Abstract

The following paper explores the specificity of female images with regard to the peculiarities of their formation in European poetry of the Baroque period on the examples of Ivan Velychkovsky’s works. The oeuvre of this striking representative of seventeenth-century Ukrainian literature is compared with the verses of the Polish-language author Danylo Bratkovsky as well as English Baroque epigrams by Robert Herrick and verses by Andrew Marvell. Comparison of poetic specimens belonging to different linguistic and cultural spaces is possible because, in spite of the different local mentality, all the above-mentioned poets are carriers of the common Baroque worldview formed on the basis of the Holy Scripture, Christian theology, and the heritage of Greek and Roman antiquity.

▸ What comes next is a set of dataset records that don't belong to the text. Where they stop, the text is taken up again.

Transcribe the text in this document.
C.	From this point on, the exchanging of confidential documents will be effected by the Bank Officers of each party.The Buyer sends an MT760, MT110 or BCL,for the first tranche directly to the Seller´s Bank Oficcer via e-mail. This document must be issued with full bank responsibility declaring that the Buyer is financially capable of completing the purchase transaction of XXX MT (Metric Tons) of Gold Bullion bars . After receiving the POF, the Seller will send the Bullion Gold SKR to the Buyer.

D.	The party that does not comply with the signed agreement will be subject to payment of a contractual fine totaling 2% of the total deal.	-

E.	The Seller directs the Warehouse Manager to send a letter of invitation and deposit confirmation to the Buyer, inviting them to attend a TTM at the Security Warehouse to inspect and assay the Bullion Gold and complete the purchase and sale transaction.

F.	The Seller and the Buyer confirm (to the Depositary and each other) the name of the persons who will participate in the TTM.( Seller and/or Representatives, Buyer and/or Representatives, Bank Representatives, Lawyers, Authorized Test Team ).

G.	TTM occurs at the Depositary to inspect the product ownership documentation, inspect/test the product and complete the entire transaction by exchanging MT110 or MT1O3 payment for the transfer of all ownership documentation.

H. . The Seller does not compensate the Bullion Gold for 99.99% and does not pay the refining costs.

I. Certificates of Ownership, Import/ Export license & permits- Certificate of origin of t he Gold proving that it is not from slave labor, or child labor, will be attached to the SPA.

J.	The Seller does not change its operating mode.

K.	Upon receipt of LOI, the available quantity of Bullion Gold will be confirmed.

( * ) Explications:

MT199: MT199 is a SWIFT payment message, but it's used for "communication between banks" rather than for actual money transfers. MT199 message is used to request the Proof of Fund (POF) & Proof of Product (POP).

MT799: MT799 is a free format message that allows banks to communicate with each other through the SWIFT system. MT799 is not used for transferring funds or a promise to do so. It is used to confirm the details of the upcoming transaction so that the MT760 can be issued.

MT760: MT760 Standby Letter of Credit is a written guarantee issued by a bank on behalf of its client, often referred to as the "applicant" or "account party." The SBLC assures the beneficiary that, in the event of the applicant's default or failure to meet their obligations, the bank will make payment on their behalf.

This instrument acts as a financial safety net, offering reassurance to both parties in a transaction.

In the course of our research, we observed the existence of common Baroque poetry traits (regardless of the place of genesis and confessional affiliation) in the perception of women and the formation of female images. All of the mentioned poets followed the bipolarity and Baroque antithesis of women’ imagery. All of them, in one way or another, derive their judgments from the reception of the established biblical stereotypes. In view of the insufficient reflection on this issue in contemporary Ukrainian literary criticism and in order to arrive at a more comprehensive outline of female images in the seventeenth-century poetry, we use a method of comparing Ukrainian, Polish, and English samples of Baroque verses in terms of their features and traits, characteristic for the works of this period. This article proposes to create a generalised Baroque image of the woman, outlining her place in the society at that time, by comparing the works of the representatives of different local mentalities.